Le Royaume-Uni pourrait très bientôt confier certaines de ses données confidentielles à l'hébergeur AWS, filiale d'Amazon. Une nouvelle qui pose question quant à la souveraineté nationale et aux relations entre l'Etat et les entreprises privées.

L'entreprise américaine Amazon, par l'intermédiaire de sa filiale d'informatique dématérialisée AWS, aurait passé un contrat de stockage de données confidentielles avec les services secrets britanniques, explique le Financial Times le 26 octobre, citant des sources proches du dossier.

Le contrat serait destiné notamment à doper l'analyse de données et l'intelligence artificielle pour l'espionnage par le service britannique de renseignements électroniques GCHQ et les agences de services secrets MI5 et MI6 ou d'autres services du ministère de la Défense lors d'opérations conjointes, ajoute le quotidien financier.

Son montant serait estimé entre 500 millions de livres et un milliard de livres sur la prochaine décennie, d'après des sources du Financial Times, qui précise que les données sont censées être détenues au Royaume-Uni, et qu'Amazon n'y aurait pas accès. Sollicités par l'AFP, Amazon, le ministère de la Défense et le GCHQ n'ont pas souhaité commenter la nouvelle.

Un porte-parole du gouvernement a toutefois fait valoir lors d'un briefing avec des journalistes que le Royaume-Uni avait «utilisé des technologies du secteur privé pour des applications à la sécurité nationale depuis des décennies». «Et de toute évidence assurer la sécurité de cette technologie est une priorité absolue, les mêmes protections sont appliquées aux informations confidentielles quelque soit le fournisseur de la technologie utilisée», a-t-il ajouté.

Le débat sur l'hébergement des données confidentielles relancé ?

Ces informations pourraient relancer le débat sur la souveraineté du Royaume-Uni sur ses activités stratégiques, alors que le gouvernement serait notamment en train d'envisager d'exclure le chinois CGN du projet de centrale nucléaire Sizewell C, après avoir exclu l'équipementier télécoms Huawei du réseau 5G du pays.

Alan Woodward, professeur de sécurité informatique à l'université du Surrey, a estimé sur Twitter que les données sur le renseignement «[représentaient] à présent des volumes tellement énormes que pour la rapidité de recherche elles seraient probablement mieux gérées par une société comme AWS».

Aux Etats-Unis, un rapport publié en septembre par des associations révélait que Microsoft, Amazon, Google, Facebook et Twitter ont touché plus de 44 milliards de dollars grâce à des contrats passés avec le gouvernement américain dans le cadre de «la guerre contre le terrorisme» menée après les attentats du 11 septembre 2001.

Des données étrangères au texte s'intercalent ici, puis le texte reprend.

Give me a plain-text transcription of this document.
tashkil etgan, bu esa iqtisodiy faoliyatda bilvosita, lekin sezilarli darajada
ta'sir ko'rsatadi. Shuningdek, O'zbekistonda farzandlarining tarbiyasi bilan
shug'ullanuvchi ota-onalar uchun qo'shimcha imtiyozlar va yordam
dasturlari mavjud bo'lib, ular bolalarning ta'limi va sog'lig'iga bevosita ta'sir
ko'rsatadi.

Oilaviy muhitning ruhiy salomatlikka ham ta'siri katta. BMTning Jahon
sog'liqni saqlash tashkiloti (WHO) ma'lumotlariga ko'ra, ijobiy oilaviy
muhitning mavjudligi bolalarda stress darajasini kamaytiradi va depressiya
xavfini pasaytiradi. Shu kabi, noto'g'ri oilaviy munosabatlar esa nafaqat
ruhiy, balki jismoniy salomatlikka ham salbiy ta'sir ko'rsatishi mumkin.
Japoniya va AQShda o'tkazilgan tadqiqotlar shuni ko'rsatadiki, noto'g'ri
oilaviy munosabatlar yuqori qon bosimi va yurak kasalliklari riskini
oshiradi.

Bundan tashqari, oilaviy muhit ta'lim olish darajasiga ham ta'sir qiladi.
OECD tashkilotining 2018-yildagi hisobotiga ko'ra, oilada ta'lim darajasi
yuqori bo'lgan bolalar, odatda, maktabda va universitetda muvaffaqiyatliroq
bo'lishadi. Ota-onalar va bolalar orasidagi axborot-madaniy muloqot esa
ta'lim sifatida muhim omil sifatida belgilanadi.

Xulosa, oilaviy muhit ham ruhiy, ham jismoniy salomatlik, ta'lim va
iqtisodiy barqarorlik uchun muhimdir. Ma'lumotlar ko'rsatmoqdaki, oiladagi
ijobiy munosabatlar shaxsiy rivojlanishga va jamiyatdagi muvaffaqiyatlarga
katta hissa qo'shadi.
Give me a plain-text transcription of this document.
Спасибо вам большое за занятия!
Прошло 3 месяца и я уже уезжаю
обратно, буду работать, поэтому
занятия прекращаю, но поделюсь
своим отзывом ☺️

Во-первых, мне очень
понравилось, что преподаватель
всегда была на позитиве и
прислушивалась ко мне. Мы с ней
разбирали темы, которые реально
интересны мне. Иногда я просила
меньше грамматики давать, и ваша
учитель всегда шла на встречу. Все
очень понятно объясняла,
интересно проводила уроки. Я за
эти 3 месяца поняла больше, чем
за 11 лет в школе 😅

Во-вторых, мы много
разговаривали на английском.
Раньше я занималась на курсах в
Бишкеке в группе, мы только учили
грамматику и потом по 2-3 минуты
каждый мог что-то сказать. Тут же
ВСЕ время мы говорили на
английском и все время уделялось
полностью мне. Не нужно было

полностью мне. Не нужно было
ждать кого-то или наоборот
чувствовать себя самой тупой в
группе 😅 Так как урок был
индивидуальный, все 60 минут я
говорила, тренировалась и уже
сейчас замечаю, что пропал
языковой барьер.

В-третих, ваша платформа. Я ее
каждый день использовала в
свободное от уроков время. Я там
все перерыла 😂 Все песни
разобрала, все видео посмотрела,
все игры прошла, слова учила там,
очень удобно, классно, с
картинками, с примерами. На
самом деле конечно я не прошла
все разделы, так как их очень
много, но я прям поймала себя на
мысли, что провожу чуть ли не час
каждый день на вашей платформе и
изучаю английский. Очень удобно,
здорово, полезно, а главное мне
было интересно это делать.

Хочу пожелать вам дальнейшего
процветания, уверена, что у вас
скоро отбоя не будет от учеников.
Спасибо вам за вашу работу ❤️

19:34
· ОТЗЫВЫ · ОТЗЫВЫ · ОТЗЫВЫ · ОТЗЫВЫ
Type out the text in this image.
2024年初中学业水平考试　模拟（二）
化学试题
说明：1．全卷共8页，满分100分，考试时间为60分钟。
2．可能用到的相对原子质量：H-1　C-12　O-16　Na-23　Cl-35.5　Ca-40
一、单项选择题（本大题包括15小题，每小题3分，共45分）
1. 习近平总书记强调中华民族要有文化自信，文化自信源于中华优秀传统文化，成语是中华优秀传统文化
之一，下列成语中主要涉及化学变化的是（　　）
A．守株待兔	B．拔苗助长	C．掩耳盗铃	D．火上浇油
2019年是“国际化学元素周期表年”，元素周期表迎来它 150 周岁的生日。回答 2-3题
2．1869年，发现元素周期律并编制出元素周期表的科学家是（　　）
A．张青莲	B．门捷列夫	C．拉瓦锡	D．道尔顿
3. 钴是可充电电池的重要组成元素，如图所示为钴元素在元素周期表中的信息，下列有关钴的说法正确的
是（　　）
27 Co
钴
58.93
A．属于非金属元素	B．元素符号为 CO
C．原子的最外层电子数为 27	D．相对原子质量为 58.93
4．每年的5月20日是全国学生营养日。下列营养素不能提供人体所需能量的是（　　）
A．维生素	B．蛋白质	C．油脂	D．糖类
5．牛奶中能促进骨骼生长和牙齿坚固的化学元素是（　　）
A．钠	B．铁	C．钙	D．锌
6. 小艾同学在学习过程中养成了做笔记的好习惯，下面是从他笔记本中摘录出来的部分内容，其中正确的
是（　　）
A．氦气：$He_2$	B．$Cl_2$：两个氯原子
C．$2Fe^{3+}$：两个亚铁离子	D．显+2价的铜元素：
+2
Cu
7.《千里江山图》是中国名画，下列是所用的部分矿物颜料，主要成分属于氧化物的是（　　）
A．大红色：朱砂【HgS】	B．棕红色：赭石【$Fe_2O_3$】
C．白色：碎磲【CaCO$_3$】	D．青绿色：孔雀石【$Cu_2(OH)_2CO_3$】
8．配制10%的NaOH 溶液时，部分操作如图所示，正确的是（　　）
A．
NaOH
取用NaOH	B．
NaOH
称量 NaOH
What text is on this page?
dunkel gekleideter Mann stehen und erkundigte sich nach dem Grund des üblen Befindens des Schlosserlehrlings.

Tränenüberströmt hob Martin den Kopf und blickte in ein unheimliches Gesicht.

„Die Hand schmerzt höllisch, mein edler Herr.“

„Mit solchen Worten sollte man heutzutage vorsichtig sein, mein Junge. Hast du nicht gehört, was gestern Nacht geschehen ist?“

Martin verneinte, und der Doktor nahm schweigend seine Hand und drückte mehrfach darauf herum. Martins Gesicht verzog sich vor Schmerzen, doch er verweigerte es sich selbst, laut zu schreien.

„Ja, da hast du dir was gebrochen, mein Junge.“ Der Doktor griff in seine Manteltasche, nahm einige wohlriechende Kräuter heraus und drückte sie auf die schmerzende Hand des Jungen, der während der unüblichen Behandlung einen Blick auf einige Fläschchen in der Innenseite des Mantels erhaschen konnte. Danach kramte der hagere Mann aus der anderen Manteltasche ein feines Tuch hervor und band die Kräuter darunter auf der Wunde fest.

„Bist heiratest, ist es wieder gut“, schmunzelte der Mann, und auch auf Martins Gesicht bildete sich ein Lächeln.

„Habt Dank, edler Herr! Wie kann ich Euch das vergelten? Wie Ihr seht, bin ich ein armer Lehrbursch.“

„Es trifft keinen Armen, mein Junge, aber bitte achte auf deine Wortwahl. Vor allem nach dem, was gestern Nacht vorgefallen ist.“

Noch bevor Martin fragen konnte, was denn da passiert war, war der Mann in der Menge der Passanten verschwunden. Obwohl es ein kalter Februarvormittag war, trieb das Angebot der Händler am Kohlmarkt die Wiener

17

L'Europe et notamment la France s'inquiètent de confier les données sensibles, comme notamment les données personnelles sur la santé des citoyens, aux géants américains du numérique.

Le gouvernement français cherche à promouvoir des «clouds de confiance», utilisant la technologie des géants américains mais exploités par des sociétés européennes, dans des centres de données situés en Europe. Google et Thales ont annoncé un accord en ce sens début octobre, quelques mois après une annonce voisine de Microsoft avec un tandem Orange Capgemini.